In 1996, long before the lights of Cooperstown were even a thought for Billy Wagner, we played together in winter ball for the Cangrejeros de Santurce in my native Puerto Rico. That league is not just a proving ground -- it was and still is a crucible. Billy showed up as a young fireballer -- at the time, a starter with a left arm that snapped like a whip and a heart full of quiet intensity. What struck me was not just his velocity. It was his humility. He did not come to dominate. He came to learn, to grow, to honor the game. And he did it all with a work ethic that made him feel more like a native than a visitor.

A decade later, in 2006, I joined CC Sabathia in Cleveland. At that point, he was already a force. Towering presence, electric stuff, and the kind of leadership you can't teach. But what stood out most to me was how deeply he cared: about the clubhouse, about the guys grinding beside him, and about the responsibility of carrying a franchise. CC pitched like he was protecting something sacred. He reminded me of my father in that way. He knew it wasn't just about how you play the game, but how you carry yourself in the spaces in between.

That was embodied in something personal, something small but unforgettable. Every game that I was not in the starting lineup and he was not pitching -- which, let's face it, was often -- I would jump on the stationary bike in the fifth inning. Without fail, CC would join me. That became our time. Sometimes for 10 minutes; if the inning went long, sometimes for 30 minutes (which we were never happy about). Just two teammates, side by side, pedaling through the middle innings, talking life and baseball. That was CC. Present, supportive and always a teammate first.

That same year, I was traded to Seattle and found myself sharing a dugout with Ichiro Suzuki. If Billy brought heat and CC brought heart, Ichiro brought harmony. A perfect blend of precision, preparation and pride. Every move he made was intentional. Every at-bat felt like performance art. But Ichiro was not aloof. He was engaged, thoughtful and deeply respectful of the game's history. His discipline was on another level. He stretched long before most guys were even dressed. He closely studied the craft of right field. And behind the scenes, he lived by the clock; everything he did was to minute. The work never stopped.

There was one moment I will never forget. We were playing the Tampa Bay Rays, and I had been struggling at the plate. I figured I needed a little luck and a change. Ichiro never kept his bats in the rack. He always sat in the same exact spot in the dugout, and his bats were always lined up neatly right next to him. So, midgame, I made a bold move. I quietly took one of Ichiro's bats from beside his seat and walked to the on-deck circle. As I stepped into the batter's box, I could feel it. Ichiro, the entire team, everyone realized what I had done. I was using his bat. I ended up getting a hit up the middle, and when I came back to the dugout, Ichiro retrieved the bat. During the game, he wrote something on the knob and reluctantly gave it back to me. To be clear, he was not happy -- that was the kind of competitor he was. His bats were not just tools, they were extensions of his craft. But even in that quiet frustration, there was a layer of respect. That was Ichiro -- wrapped in a bat that, thankfully, worked for one swing that day.

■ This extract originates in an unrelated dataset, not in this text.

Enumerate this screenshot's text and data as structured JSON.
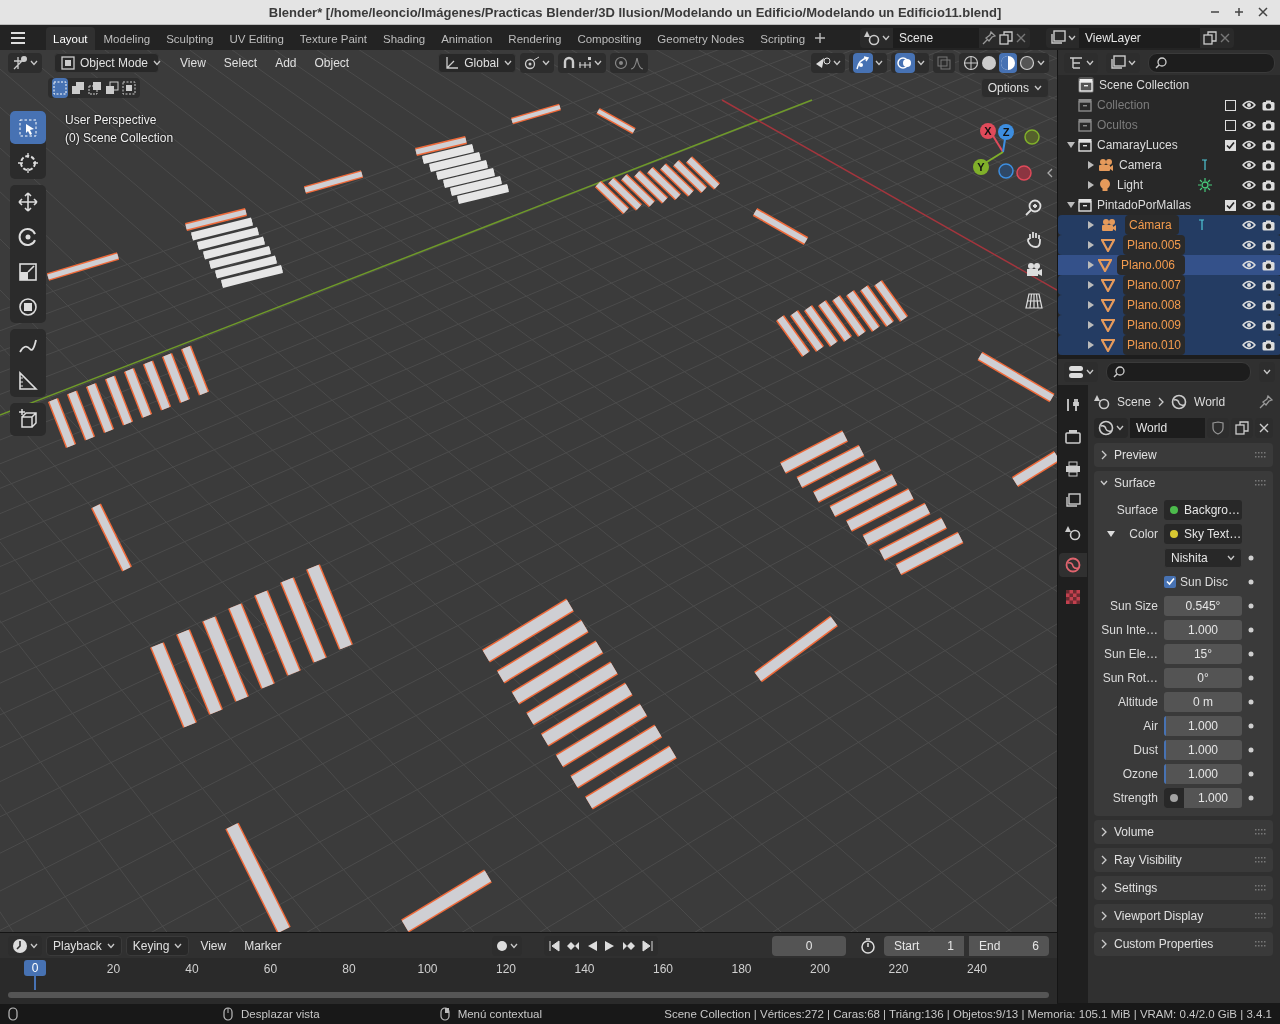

These three men, Billy, CC and Ichiro, are now forever etched in baseball immortality. But the reason I am proudest to have played beside them has nothing to do with Cooperstown. It is because they showed up with authenticity. They gave the game everything they had. They respected the journey and the people around them. They played not for glory, but because they loved it.

And for me, someone who grew up in the clubhouse of the Big Red Machine and whose father taught him to honor this game with every swing and every breath, that is the highest tribute there is.

To Billy, CC and Ichiro, thank you for letting me share a small piece of your remarkable journey. Baseball is better because of you. And I am better for having played beside you.